В другом месте Иванов пытается объяснить «внутреннюю аномалию Вагнерова
творчества»
«культурно-историческим
трением,
обусловливающим
медленную
постепенность в преодолении укоренившихся традиций». Именно в результате
подобного «трения», считает Иванов, Вагнер исключает, «в явном противоречии с
принципом синтетическим, из своего «хоровода искусств» как игру драматического актера, так и реальный хор с его пением и орхестикой». Правда, сам Вагнер
опирается на «некоторое теоретическое оправдание»: он приемлет «идею хора»,
рассматривая его как «само содержание драмы», как «саму Дионисову стихию».

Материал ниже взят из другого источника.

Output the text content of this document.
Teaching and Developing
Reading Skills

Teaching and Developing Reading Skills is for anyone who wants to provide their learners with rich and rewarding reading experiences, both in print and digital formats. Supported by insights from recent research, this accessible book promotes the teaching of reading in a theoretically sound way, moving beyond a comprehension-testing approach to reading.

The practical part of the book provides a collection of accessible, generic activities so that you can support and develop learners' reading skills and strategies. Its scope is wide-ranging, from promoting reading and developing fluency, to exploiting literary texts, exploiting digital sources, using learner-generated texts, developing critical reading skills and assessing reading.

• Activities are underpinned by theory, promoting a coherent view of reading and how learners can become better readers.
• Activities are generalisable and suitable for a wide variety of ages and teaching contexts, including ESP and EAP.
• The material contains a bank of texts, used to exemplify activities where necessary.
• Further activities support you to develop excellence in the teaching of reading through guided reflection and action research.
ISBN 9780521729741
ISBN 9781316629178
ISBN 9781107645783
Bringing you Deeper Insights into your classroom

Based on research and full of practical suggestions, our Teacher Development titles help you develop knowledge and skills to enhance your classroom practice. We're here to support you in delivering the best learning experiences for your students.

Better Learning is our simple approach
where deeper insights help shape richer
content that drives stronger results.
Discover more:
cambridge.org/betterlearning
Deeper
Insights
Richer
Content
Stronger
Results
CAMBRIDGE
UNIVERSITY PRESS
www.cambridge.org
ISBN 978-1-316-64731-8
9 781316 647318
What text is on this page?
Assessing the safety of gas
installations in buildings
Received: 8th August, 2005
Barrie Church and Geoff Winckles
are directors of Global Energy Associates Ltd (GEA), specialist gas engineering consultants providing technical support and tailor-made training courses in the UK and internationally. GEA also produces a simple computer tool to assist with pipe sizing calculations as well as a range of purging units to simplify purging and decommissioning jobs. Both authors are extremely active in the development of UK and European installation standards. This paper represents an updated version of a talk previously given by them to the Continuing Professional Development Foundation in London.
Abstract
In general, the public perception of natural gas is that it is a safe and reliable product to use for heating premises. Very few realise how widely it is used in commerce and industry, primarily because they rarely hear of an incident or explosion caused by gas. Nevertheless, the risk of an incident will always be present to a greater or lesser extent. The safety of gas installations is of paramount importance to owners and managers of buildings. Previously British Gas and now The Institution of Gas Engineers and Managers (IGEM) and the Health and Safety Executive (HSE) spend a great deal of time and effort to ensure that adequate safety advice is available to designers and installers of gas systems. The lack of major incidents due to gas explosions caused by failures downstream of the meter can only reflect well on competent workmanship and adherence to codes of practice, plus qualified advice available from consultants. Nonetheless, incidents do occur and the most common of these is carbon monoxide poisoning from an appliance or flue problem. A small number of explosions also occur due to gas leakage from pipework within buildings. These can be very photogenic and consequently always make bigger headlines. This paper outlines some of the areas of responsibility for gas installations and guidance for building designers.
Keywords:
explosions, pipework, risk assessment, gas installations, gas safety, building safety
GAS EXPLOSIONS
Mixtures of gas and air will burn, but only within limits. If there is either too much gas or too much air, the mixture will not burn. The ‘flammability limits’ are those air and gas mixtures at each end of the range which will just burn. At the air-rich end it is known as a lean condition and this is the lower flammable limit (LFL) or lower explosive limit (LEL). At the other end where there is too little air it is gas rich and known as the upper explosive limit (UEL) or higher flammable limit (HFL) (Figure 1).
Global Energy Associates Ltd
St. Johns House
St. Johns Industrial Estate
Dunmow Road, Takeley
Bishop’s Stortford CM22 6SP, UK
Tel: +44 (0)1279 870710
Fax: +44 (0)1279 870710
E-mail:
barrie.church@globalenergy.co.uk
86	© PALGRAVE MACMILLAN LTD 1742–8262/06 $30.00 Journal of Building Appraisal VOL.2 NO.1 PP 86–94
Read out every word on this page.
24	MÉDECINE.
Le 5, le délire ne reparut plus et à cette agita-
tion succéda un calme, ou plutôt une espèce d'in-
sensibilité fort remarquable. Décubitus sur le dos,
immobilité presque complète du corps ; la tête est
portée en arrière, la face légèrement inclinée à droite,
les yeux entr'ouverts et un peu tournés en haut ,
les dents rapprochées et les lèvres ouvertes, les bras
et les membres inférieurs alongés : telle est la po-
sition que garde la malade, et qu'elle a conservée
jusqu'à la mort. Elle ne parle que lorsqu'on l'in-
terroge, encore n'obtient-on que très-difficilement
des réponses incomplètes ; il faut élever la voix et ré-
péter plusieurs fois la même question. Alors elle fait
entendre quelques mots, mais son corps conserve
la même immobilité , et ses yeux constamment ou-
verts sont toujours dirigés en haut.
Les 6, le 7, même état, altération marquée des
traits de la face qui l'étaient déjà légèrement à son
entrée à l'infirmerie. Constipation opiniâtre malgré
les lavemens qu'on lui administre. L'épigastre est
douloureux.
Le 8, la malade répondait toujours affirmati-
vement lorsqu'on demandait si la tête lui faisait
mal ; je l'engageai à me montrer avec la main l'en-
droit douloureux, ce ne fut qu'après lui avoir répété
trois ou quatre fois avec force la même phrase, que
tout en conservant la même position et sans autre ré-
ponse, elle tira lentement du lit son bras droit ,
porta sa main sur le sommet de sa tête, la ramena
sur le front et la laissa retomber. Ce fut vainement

Подобная трактовка хора, по убеждению Иванова, худосочна, ущербна: ведь «хор
этот — хор сокровенный и безглагольный», он — «оркестровая симфония, знаменующая динамическую основу бытия», этот «символический, бессловесный хор —
немая Воля», это — «метафизический хор всемирной Воли» и т. п. «Вагнер-иерофант не дает общине хорового голоса и слова. Почему? Она имеет право на этот
голос, потому что предполагается не толпою зрителей, а сборищем оргиастов».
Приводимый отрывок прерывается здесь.